(CN) – With nary a Pacific walrus in the district, a D.C. federal judge said Alaska is the proper venue for a court battle over the harm they face from oil and gas interests.
Even the National Zoo does not house these walruses, U.S. District Judge John Bates said Friday, adding that Alaska is “where the case could have been filed from the start, where the challenged regulation was initiated and developed, where that regulation will apply, and – not inconsequentially – where Pacific walruses can be found.”
It was nevertheless in the nation’s capital where Alaska Wilderness League and others filed suit after the U.S. Fish and Wildlife Service granted the Alaska Oil and Gas Association’s request to some of its members harm, but not kill, Pacific walruses in the Chukchi Sea off the coast of Alaska for up to five years.
Pacific walruses, which can grow to 12 feet long and weigh more than 2 tons, rest on ice floes in the Chukchi Sea to rest, rear their calves, avoid predators and hunt for mollusks.

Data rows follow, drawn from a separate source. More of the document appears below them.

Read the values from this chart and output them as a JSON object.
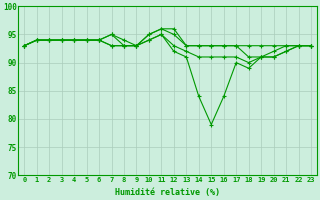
{
  "title": "",
  "xlabel": "Humidité relative (%)",
  "ylabel": "",
  "background_color": "#cceedd",
  "grid_color": "#aaccbb",
  "line_color": "#009900",
  "marker": "+",
  "xlim": [
    -0.5,
    23.5
  ],
  "ylim": [
    70,
    100
  ],
  "yticks": [
    70,
    75,
    80,
    85,
    90,
    95,
    100
  ],
  "xticks": [
    0,
    1,
    2,
    3,
    4,
    5,
    6,
    7,
    8,
    9,
    10,
    11,
    12,
    13,
    14,
    15,
    16,
    17,
    18,
    19,
    20,
    21,
    22,
    23
  ],
  "series": [
    [
      93,
      94,
      94,
      94,
      94,
      94,
      94,
      95,
      93,
      93,
      95,
      96,
      96,
      93,
      93,
      93,
      93,
      93,
      93,
      93,
      93,
      93,
      93,
      93
    ],
    [
      93,
      94,
      94,
      94,
      94,
      94,
      94,
      95,
      94,
      93,
      95,
      96,
      95,
      93,
      93,
      93,
      93,
      93,
      91,
      91,
      92,
      93,
      93,
      93
    ],
    [
      93,
      94,
      94,
      94,
      94,
      94,
      94,
      93,
      93,
      93,
      94,
      95,
      93,
      92,
      91,
      91,
      91,
      91,
      90,
      91,
      91,
      92,
      93,
      93
    ],
    [
      93,
      94,
      94,
      94,
      94,
      94,
      94,
      93,
      93,
      93,
      94,
      95,
      92,
      91,
      84,
      79,
      84,
      90,
      89,
      91,
      91,
      92,
      93,
      93
    ]
  ],
  "figwidth": 3.2,
  "figheight": 2.0,
  "dpi": 100,
  "xlabel_fontsize": 6,
  "tick_fontsize": 5,
  "tick_color": "#009900",
  "linewidth": 0.8,
  "markersize": 3,
  "markeredgewidth": 0.8
}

The contested regulation applies to a 90,000 square-mile area that includes parts of the Outer Continental Shelf, Alaskan state waters, and coastal land around Wainwright and Barrow, Alaska.
In agreeing with the government that the case belongs in Alaska, Judge Bates noted that Fish and Wildlife drafted the contested regulation in its Anchorage office, and that several of the plaintiffs and their lawyers are also residents of Alaska.
Though much of the land at issue is federal, and the Pacific walrus is a federally protected species, Bates said this argument ignores the fact that the issue exclusively affects Alaska, not the nation.
Indeed, oil and gas activities in the Chukchi Sea that affect only Pacific walruses, which are not found anywhere but the waters around Alaska, make the issue extremely local, according to the 17-page opinion.
Though courts generally defer to a plaintiff’s chosen forum of litigation, Bates declined to do so here because the challenged regulation has no impact on Washington, D.C.’s wildlife, environment or people, while the District of Alaska is directly affected by the controversy.
The groups had emphasized that government officials enacted the regulation in D.C., but Bates pointed out that “signing and promulgating are not magic acts that somehow transform a transferable case into an un-transferable one.”
Regardless of where the regulation was signed, the “dearth of evidence” as to why the case should stay in D.C. indicates that it is best heard in Alaska, which will most acutely feel the regulation’s impacts, according to the ruling.
The court also granted the Alaska Oil and Gas Association’s uncontested motion to intervene in the matter.
Eric Paul Johnson and Erik Grafe with Earthjustice of Anchorage represents the plaintiffs. The defendants were represented by Justice Department attorneys David Bernard Glazer in San Francisco and Meredith Flax in Washington, D.C.
Neither party’s counsel returned messages seeking comment by the close of business hours Monday.